If white people aren’t cowards then prove us wrong, because if you stay silent in protest all you are doing it proving us right.
So you want to know what to do, how to start making this right. Here are some pointers to help you.
1. SAY SOMETHING ANYTIME, ANYWHERE, to ANYONE. When you allow people to make those jokes the assumption is you agree with what is being said.
3. Understand that it will be nerve-racking and scary the first few times you do it, especially with those close to you or you work with. But practice makes perfect and you will get better at it the more you practice and do it.
4. Know you aren’t going at this alone. There are other white people who are feeling the same way as you are, find them. Find your village to help you out and take emotional weight off people of color.
5. Be ready for some push back and some people to be angry with you saying something. Many aren’t used to be questioned about what they are saying so instead of fear, awkwardness, or uncomfortableness they will get defensive. Be prepared.
6. Be ready for how awesome you feel when you realize standing up for justice and equality feel great!

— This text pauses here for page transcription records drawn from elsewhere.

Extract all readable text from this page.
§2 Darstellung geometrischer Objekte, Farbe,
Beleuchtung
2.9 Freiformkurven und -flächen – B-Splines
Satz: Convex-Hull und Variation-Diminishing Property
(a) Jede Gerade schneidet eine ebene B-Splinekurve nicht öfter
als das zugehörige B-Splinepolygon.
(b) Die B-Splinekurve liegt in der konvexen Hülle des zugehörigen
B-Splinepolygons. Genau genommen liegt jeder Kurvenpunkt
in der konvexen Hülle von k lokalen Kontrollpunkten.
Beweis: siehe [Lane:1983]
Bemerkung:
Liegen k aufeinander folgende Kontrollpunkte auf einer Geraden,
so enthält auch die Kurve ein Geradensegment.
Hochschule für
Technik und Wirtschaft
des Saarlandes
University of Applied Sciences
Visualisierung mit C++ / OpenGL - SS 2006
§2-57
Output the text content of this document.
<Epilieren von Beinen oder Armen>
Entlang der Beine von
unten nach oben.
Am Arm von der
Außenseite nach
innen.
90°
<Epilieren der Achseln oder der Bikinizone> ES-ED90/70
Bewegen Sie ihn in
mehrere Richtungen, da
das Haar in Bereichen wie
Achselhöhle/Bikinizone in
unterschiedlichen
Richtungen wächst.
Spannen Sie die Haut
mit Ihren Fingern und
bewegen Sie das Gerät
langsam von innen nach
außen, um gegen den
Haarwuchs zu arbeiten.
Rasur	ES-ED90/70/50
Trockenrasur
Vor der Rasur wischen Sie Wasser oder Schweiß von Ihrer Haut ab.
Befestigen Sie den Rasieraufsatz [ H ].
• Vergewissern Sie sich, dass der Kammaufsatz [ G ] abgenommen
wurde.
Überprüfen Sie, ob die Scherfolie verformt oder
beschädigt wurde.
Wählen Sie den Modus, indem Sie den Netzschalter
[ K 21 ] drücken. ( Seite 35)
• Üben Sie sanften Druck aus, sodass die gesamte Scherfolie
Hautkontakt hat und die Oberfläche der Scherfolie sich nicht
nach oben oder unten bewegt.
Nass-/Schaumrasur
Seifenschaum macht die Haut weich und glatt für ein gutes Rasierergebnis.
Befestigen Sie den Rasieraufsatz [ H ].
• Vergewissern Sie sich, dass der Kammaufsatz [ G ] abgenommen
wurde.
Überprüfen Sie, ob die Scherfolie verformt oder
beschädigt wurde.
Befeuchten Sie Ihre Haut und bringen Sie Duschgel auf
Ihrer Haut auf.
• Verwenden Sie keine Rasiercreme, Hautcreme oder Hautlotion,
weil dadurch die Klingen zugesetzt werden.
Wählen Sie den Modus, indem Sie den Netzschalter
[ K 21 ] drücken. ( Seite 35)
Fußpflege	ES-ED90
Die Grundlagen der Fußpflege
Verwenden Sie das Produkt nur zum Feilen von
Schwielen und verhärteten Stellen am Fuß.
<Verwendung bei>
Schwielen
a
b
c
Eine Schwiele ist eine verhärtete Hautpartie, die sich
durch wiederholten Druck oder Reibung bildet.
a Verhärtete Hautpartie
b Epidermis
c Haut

Now we understand that this might not be for everyone. We get it up. However, the sh*t or get off the equality pot means do not be offended when we call you out. Just admit there is work you aren’t willing to do. Admit you accept the status quo because it is easier, because this is uncomfortable and awkward work that can benefit us all. We want you to be side by side with us in this fight but we know that some might need baby steps to get going. Well consider this your baby step. (butt slap) Now go help us do what you said you would. The country needs you.